First Author  Raetz AG Year  2020
Journal  J Biol Chem Volume  295
Issue  11 Pages  3692-3707
PubMed ID  32001618 Mgi Jnum  J:286563
Mgi Id  MGI:6401282 Doi  10.1074/jbc.RA119.010497
Citation  Raetz AG, et al. (2020) The DNA repair enzyme MUTYH potentiates cytotoxicity of the alkylating agent MNNG by interacting with abasic sites. J Biol Chem 295(11):3692-3707
abstractText  Higher expression of the human DNA repair enzyme MUTYH has previously been shown to be strongly associated with reduced survival in a panel of 24 human lymphoblastoid cell lines exposed to the alkylating agent N-methyl-N'-nitro-N-nitrosoguanidine (MNNG). The molecular mechanism of MUTYH-enhanced MNNG cytotoxicity is unclear, because MUTYH has a well-established role in the repair of oxidative DNA lesions. Here, we show in mouse embryonic fibroblasts (MEFs) that this MNNG-dependent phenotype does not involve oxidative DNA damage and occurs independently of both O(6)-methyl guanine adduct cytotoxicity and MUTYH-dependent glycosylase activity. We found that blocking of abasic (AP) sites abolishes higher survival of Mutyh-deficient (Mutyh (-/-)) MEFs, but this blockade had no additive cytotoxicity in WT MEFs, suggesting the cytotoxicity is due to MUTYH interactions with MNNG-induced AP sites. We found that recombinant mouse MUTYH tightly binds AP sites opposite all four canonical undamaged bases and stimulated apurinic/apyrimidinic endonuclease 1 (APE1)-mediated DNA incision.

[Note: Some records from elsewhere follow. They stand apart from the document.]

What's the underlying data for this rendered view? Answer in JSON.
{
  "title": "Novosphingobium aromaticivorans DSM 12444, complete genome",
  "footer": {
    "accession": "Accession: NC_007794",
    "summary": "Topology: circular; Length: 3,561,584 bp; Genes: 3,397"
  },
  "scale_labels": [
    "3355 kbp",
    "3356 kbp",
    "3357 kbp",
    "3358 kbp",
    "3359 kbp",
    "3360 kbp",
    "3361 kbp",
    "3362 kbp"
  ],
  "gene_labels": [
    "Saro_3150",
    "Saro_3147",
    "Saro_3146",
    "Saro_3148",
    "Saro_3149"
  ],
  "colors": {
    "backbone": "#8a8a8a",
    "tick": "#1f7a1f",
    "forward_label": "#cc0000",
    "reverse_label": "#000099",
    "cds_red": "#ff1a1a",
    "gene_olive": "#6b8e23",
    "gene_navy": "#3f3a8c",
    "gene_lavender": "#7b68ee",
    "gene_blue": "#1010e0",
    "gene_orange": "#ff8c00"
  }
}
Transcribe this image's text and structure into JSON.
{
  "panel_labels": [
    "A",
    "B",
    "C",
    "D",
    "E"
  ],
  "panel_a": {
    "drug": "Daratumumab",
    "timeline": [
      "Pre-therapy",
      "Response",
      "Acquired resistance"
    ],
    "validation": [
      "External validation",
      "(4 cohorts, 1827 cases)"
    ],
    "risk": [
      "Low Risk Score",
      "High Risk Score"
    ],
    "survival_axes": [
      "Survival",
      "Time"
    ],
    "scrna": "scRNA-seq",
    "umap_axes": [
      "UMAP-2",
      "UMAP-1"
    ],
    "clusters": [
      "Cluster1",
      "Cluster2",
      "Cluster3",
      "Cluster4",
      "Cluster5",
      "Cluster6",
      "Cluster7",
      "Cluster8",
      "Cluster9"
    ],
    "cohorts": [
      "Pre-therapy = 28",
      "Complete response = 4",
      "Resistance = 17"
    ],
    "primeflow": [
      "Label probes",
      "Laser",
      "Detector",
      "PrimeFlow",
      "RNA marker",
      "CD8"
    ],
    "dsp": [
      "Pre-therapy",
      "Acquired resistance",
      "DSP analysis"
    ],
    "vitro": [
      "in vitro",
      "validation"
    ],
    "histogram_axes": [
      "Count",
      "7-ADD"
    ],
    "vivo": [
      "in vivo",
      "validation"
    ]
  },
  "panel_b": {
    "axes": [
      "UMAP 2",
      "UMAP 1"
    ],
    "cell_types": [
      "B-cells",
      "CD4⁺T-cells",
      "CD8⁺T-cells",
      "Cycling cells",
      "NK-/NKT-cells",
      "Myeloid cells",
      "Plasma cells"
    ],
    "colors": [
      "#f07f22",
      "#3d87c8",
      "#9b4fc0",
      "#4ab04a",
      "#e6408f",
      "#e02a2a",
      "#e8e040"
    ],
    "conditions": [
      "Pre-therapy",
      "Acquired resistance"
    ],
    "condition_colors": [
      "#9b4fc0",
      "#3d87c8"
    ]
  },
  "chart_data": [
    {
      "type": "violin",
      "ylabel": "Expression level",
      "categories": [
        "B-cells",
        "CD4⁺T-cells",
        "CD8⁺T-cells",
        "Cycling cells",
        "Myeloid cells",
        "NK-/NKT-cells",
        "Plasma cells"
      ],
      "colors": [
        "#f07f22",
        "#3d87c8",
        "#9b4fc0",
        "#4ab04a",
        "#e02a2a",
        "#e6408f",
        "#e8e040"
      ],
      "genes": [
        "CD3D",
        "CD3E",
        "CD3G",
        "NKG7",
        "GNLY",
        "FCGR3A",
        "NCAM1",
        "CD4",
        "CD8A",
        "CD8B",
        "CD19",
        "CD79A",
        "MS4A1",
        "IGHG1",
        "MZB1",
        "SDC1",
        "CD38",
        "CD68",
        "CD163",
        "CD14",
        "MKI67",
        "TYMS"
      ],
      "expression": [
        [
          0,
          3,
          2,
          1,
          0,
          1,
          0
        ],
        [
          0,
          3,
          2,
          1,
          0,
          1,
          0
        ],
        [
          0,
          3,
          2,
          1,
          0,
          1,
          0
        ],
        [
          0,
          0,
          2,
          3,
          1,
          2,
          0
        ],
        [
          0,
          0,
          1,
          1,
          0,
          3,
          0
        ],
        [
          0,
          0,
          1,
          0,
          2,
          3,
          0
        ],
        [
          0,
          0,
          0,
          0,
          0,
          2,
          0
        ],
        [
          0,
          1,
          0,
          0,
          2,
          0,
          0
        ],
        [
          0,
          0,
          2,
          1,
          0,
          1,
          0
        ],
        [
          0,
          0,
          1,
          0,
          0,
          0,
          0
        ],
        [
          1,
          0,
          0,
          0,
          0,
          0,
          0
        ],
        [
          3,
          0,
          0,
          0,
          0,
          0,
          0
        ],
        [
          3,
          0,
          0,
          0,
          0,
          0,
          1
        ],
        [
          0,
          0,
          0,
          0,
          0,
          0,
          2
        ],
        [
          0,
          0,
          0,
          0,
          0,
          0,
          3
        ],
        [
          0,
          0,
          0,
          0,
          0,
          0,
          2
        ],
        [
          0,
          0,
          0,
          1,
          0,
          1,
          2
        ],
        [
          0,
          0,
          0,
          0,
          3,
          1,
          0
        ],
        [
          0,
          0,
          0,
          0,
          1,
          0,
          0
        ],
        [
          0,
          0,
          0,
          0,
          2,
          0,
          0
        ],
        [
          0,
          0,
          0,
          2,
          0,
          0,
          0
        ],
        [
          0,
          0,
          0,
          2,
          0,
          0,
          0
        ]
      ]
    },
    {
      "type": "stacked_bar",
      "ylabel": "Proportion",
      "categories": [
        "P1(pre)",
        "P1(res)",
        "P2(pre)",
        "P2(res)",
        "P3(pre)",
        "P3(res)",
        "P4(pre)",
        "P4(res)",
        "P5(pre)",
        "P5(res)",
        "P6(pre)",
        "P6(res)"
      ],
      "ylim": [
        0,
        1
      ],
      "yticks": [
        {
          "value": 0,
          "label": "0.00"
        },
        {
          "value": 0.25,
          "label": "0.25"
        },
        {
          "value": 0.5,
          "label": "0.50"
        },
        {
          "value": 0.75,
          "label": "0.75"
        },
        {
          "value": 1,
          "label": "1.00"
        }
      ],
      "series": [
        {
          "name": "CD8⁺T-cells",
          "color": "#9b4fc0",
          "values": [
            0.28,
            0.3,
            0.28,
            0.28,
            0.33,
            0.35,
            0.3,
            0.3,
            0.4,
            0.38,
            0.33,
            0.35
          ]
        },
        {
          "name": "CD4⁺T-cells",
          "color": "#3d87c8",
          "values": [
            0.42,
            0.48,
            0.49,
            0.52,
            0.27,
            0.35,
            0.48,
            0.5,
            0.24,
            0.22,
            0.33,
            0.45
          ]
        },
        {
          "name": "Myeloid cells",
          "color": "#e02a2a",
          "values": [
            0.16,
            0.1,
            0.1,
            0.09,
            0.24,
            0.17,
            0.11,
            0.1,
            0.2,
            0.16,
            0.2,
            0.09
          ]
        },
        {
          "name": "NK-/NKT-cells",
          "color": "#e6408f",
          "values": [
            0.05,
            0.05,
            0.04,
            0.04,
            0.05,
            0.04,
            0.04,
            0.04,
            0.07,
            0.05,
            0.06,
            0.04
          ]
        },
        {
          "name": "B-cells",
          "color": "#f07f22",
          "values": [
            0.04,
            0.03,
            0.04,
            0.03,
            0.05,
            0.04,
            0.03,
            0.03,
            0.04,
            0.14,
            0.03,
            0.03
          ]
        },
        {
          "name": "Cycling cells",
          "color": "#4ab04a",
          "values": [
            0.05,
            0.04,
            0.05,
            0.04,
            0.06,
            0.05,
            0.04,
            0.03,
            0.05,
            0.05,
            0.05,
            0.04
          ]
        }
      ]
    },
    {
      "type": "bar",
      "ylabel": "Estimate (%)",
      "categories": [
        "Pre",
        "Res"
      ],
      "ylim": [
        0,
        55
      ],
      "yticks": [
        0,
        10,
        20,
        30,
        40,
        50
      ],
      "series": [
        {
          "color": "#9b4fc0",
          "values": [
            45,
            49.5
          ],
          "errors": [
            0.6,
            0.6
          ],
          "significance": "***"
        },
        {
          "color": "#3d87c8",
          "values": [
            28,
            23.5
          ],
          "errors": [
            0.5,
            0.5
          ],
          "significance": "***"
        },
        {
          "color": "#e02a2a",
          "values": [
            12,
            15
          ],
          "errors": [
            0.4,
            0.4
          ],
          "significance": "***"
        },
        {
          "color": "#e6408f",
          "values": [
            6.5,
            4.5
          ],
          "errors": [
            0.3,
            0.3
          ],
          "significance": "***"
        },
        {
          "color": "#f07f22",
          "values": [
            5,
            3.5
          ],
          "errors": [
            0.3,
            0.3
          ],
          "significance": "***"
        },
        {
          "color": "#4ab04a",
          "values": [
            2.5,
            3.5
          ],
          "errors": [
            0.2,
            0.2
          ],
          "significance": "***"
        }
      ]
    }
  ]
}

Consistent with these observations, we found that stable expression of WT, but not catalytically-inactive MUTYH, enhances MNNG cytotoxicity in Mutyh (-/-) MEFs and that MUTYH expression enhances MNNG-induced genomic strand breaks. Taken together, these results suggest that MUTYH enhances the rapid accumulation of AP-site intermediates by interacting with APE1, implicating MUTYH as a factor that modulates the delicate process of base-excision repair independently of its glycosylase activity.